Hauck et coll. Annals of Botany vol 108
Les lichens n'aiment plus autant qu'avant...

… qui souffle personne de bien » est un vieil idiome anglais qui suggère que la plupart des mauvaises choses qui arrivent ont un bon résultat pour quelqu'un, quelque part. Et Markus Hauck et ses collègues de Göttingen, en Allemagne, ont bien illustré cela – et plutôt littéralement – ​​avec des travaux sur les lichens poussant dans les forêts en Allemagne.
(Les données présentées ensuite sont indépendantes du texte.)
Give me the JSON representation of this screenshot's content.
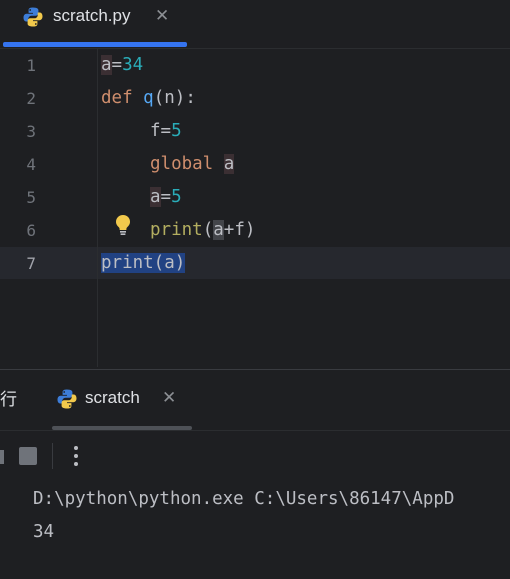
{
  "editor_tab": {
    "label": "scratch.py",
    "close": "✕",
    "icon": "python-icon"
  },
  "editor": {
    "lines": [
      {
        "number": "1"
      },
      {
        "number": "2"
      },
      {
        "number": "3"
      },
      {
        "number": "4"
      },
      {
        "number": "5"
      },
      {
        "number": "6"
      },
      {
        "number": "7"
      }
    ],
    "code": {
      "l1_var": "a",
      "l1_eq": "=",
      "l1_val": "34",
      "l2_kw": "def",
      "l2_fn": "q",
      "l2_open": "(",
      "l2_param": "n",
      "l2_close": "):",
      "l3_var": "f",
      "l3_eq": "=",
      "l3_val": "5",
      "l4_kw": "global",
      "l4_var": "a",
      "l5_var": "a",
      "l5_eq": "=",
      "l5_val": "5",
      "l6_fn": "print",
      "l6_open": "(",
      "l6_a": "a",
      "l6_rest": "+f)",
      "l7_text": "print(a)"
    },
    "colors": {
      "keyword": "#cf8e6d",
      "function": "#56a8f5",
      "number": "#2aacb8",
      "selection": "#214283"
    }
  },
  "run_panel": {
    "title": "行",
    "tab_label": "scratch",
    "tab_close": "✕",
    "tab_icon": "python-icon",
    "output": [
      "D:\\python\\python.exe C:\\Users\\86147\\AppD",
      "34"
    ]
  }
}
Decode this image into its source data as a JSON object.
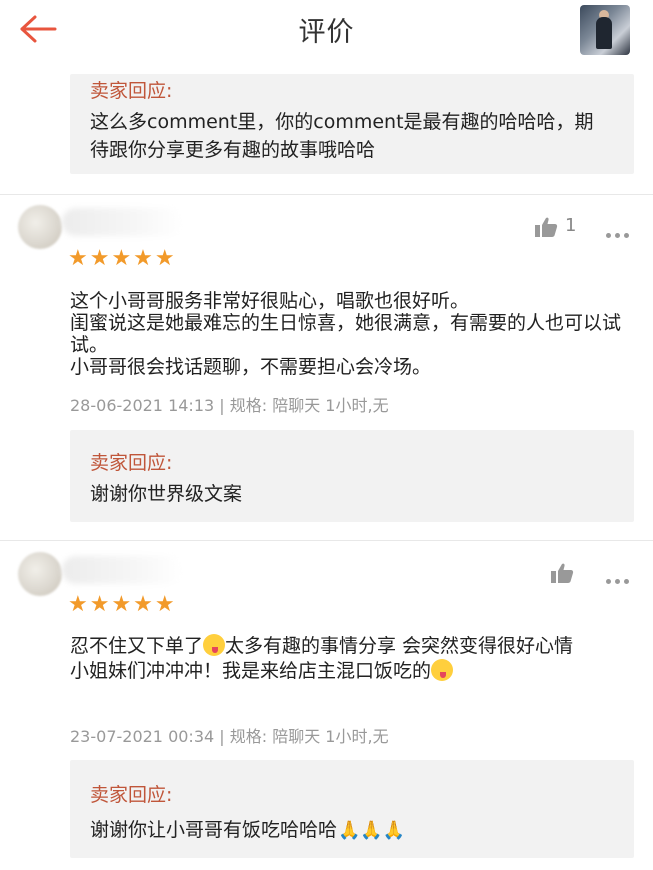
{
  "header": {
    "title": "评价"
  },
  "top_reply": {
    "label": "卖家回应:",
    "text": "这么多comment里，你的comment是最有趣的哈哈哈，期待跟你分享更多有趣的故事哦哈哈"
  },
  "reviews": [
    {
      "stars": "★★★★★",
      "like_count": "1",
      "lines": [
        "这个小哥哥服务非常好很贴心，唱歌也很好听。",
        "闺蜜说这是她最难忘的生日惊喜，她很满意，有需要的人也可以试试。",
        "小哥哥很会找话题聊，不需要担心会冷场。"
      ],
      "meta": "28-06-2021 14:13 | 规格: 陪聊天 1小时,无",
      "reply_label": "卖家回应:",
      "reply_text": "谢谢你世界级文案"
    },
    {
      "stars": "★★★★★",
      "like_count": "",
      "line1a": "忍不住又下单了",
      "line1b": "太多有趣的事情分享 会突然变得很好心情",
      "line2": "小姐妹们冲冲冲！我是来给店主混口饭吃的",
      "meta": "23-07-2021 00:34 | 规格: 陪聊天 1小时,无",
      "reply_label": "卖家回应:",
      "reply_text": "谢谢你让小哥哥有饭吃哈哈哈"
    }
  ],
  "icons": {
    "back": "arrow-left",
    "like": "thumbs-up",
    "more": "ellipsis",
    "emoji": "silly-face",
    "pray": "folded-hands"
  },
  "colors": {
    "accent": "#e8553e",
    "reply_label": "#c0563a",
    "star": "#f29a2a"
  }
}
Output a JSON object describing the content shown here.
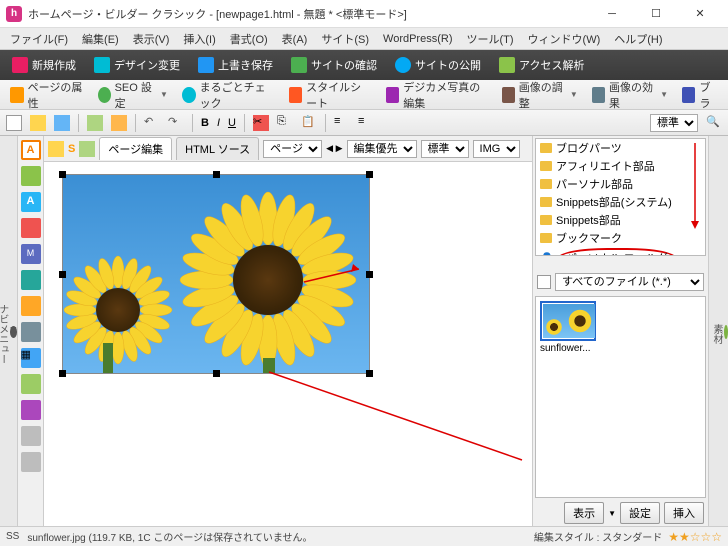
{
  "window": {
    "title": "ホームページ・ビルダー クラシック - [newpage1.html - 無題 * <標準モード>]"
  },
  "menu": {
    "file": "ファイル(F)",
    "edit": "編集(E)",
    "view": "表示(V)",
    "insert": "挿入(I)",
    "format": "書式(O)",
    "table": "表(A)",
    "site": "サイト(S)",
    "wordpress": "WordPress(R)",
    "tool": "ツール(T)",
    "window": "ウィンドウ(W)",
    "help": "ヘルプ(H)"
  },
  "toolbar1": {
    "new": "新規作成",
    "design": "デザイン変更",
    "save": "上書き保存",
    "sitecheck": "サイトの確認",
    "publish": "サイトの公開",
    "access": "アクセス解析"
  },
  "toolbar2": {
    "pageprops": "ページの属性",
    "seo": "SEO 設定",
    "marugoto": "まるごとチェック",
    "stylesheet": "スタイルシート",
    "digicam": "デジカメ写真の編集",
    "imageadjust": "画像の調整",
    "imageeffect": "画像の効果",
    "extra": "ブラ"
  },
  "toolbar3": {
    "style_select": "標準"
  },
  "canvas_tabs": {
    "pageedit": "ページ編集",
    "htmlsource": "HTML ソース",
    "page": "ページ",
    "editpriority": "編集優先",
    "standard": "標準",
    "img": "IMG"
  },
  "tree": {
    "items": [
      "ブログパーツ",
      "アフィリエイト部品",
      "パーソナル部品",
      "Snippets部品(システム)",
      "Snippets部品",
      "ブックマーク"
    ],
    "highlighted": "パーソナル フォルダ"
  },
  "filefilter": "すべてのファイル (*.*)",
  "thumbnail": {
    "label": "sunflower..."
  },
  "rbuttons": {
    "view": "表示",
    "settings": "設定",
    "insert": "挿入"
  },
  "navlabel": "ナビメニュー",
  "rightlabel": "素材",
  "status": {
    "ss": "SS",
    "file": "sunflower.jpg (119.7 KB, 1C このページは保存されていません。",
    "style": "編集スタイル : スタンダード"
  }
}
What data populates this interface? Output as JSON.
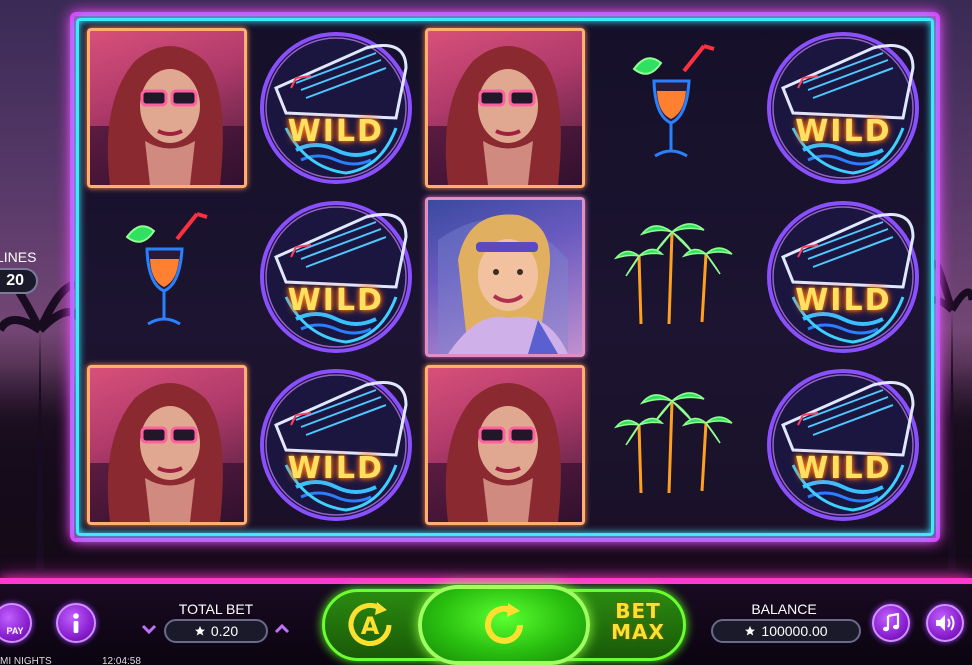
{
  "reels": [
    [
      "girl-redhead",
      "wild",
      "girl-redhead",
      "cocktail",
      "wild"
    ],
    [
      "cocktail",
      "wild",
      "girl-blonde",
      "palms",
      "wild"
    ],
    [
      "girl-redhead",
      "wild",
      "girl-redhead",
      "palms",
      "wild"
    ]
  ],
  "wild_label": "WILD",
  "lines": {
    "label": "LINES",
    "value": "20"
  },
  "total_bet": {
    "label": "TOTAL BET",
    "value": "0.20"
  },
  "balance": {
    "label": "BALANCE",
    "value": "100000.00"
  },
  "bet_max": {
    "line1": "BET",
    "line2": "MAX"
  },
  "paytable_label": "PAY",
  "footer": {
    "game_name": "MI NIGHTS",
    "clock": "12:04:58"
  },
  "icons": {
    "auto_spin": "auto-spin-icon",
    "spin": "spin-arrow-icon",
    "info": "info-icon",
    "music": "music-note-icon",
    "sound": "speaker-icon",
    "star": "star-icon"
  },
  "colors": {
    "frame_outer": "#e040ff",
    "frame_inner": "#3ee8ff",
    "spin_green": "#2ac010",
    "bet_max_yellow": "#ffe030",
    "button_purple": "#8a20d0"
  }
}
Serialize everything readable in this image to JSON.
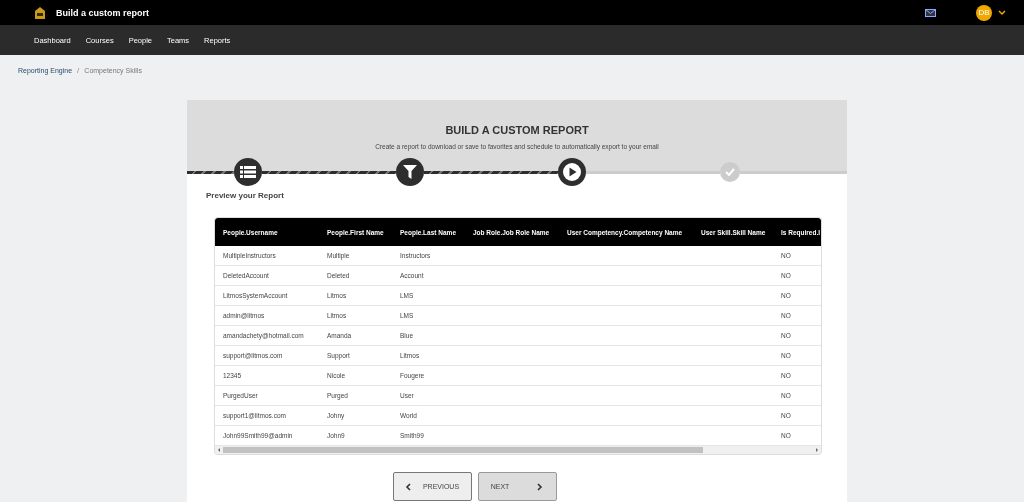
{
  "header": {
    "title": "Build a custom report",
    "avatar": "DB"
  },
  "nav": [
    "Dashboard",
    "Courses",
    "People",
    "Teams",
    "Reports"
  ],
  "breadcrumb": [
    "Reporting Engine",
    "Competency Skills"
  ],
  "breadcrumb_separator": "/",
  "card": {
    "title": "BUILD A CUSTOM REPORT",
    "subtitle": "Create a report to download or save to favorites and schedule to automatically export to your email"
  },
  "steps": [
    {
      "kind": "list",
      "done": true
    },
    {
      "kind": "filter",
      "done": true
    },
    {
      "kind": "play",
      "done": true
    },
    {
      "kind": "check",
      "done": false
    }
  ],
  "section_title": "Preview your Report",
  "table": {
    "columns": [
      "People.Username",
      "People.First Name",
      "People.Last Name",
      "Job Role.Job Role Name",
      "User Competency.Competency Name",
      "User Skill.Skill Name",
      "Is Required.I"
    ],
    "rows": [
      [
        "MultipleInstructors",
        "Multiple",
        "Instructors",
        "",
        "",
        "",
        "NO"
      ],
      [
        "DeletedAccount",
        "Deleted",
        "Account",
        "",
        "",
        "",
        "NO"
      ],
      [
        "LitmosSystemAccount",
        "Litmos",
        "LMS",
        "",
        "",
        "",
        "NO"
      ],
      [
        "admin@litmos",
        "Litmos",
        "LMS",
        "",
        "",
        "",
        "NO"
      ],
      [
        "amandachety@hotmail.com",
        "Amanda",
        "Blue",
        "",
        "",
        "",
        "NO"
      ],
      [
        "support@litmos.com",
        "Support",
        "Litmos",
        "",
        "",
        "",
        "NO"
      ],
      [
        "12345",
        "Nicole",
        "Fougere",
        "",
        "",
        "",
        "NO"
      ],
      [
        "PurgedUser",
        "Purged",
        "User",
        "",
        "",
        "",
        "NO"
      ],
      [
        "support1@litmos.com",
        "Johny",
        "World",
        "",
        "",
        "",
        "NO"
      ],
      [
        "John99Smith99@admin",
        "John9",
        "Smith99",
        "",
        "",
        "",
        "NO"
      ]
    ]
  },
  "buttons": [
    {
      "label": "PREVIOUS",
      "kind": "prev",
      "disabled": false
    },
    {
      "label": "NEXT",
      "kind": "next",
      "disabled": true
    }
  ]
}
Dans les jours qui ont précédé le réchauffement climatique, les «pluies acides» étaient la grande préoccupation environnementale en Europe, les vents d'ouest de l'Atlantique ramassant l'air pollué des régions industrialisées (du Royaume-Uni en particulier) et le faisant exploser à travers la Scandinavie et le nord. Allemagne, où il serait emporté par les pluies. C'était une époque où le Royaume-Uni était alimenté au charbon, et ce charbon contenait beaucoup de soufre - la fumée était donc lourde en dioxyde de soufre, qui se dissolvait dans les nuages ​​pour produire les "pluies acides" susmentionnées. À partir du début des années 1980, on craignait que de vastes étendues de forêts du nord de l'Europe soient endommagées et l'inquiétude du public a conduit à une législation visant à réduire la pollution. Le résultat a été qu'au cours des 20 dernières années, les émissions de dioxyde de soufre sont retombées à des niveaux jamais vus depuis les premiers jours de l'industrialisation au XIXe siècle. Mais quoi Markus Hauck et son équipe ont trouvé est l'un des lichens les plus communs d'Europe, Lécanora conizaeoides, aimait en fait assez ce « vent mauvais », car il prospère dans des conditions acides. Leur étude dans les montagnes du Harz, dans le nord de l'Allemagne, montre que le lichen a subi une diminution spectaculaire de son abondance en seulement 15 ans, passant de l'espèce la plus dominante de son type à un point où il peut maintenant être décrit comme rare. Leur analyse suggère que cela est attribuable à une très légère diminution de l'acidité de l'écorce des arbres sur lesquels vit le lichen, un changement de seulement 0.4 unité de pH. Pour mettre cela en contexte, c'est environ la moitié de la différence d'acidité que vous trouveriez entre un verre de jus d'orange et un verre de jus de tomate. Donc, pour ce lichen au moins, un bon vent n'est pas aussi bienvenu qu'un mauvais. Vous trouverez tous les détails des travaux dans le numéro d'août de Annals of Botany.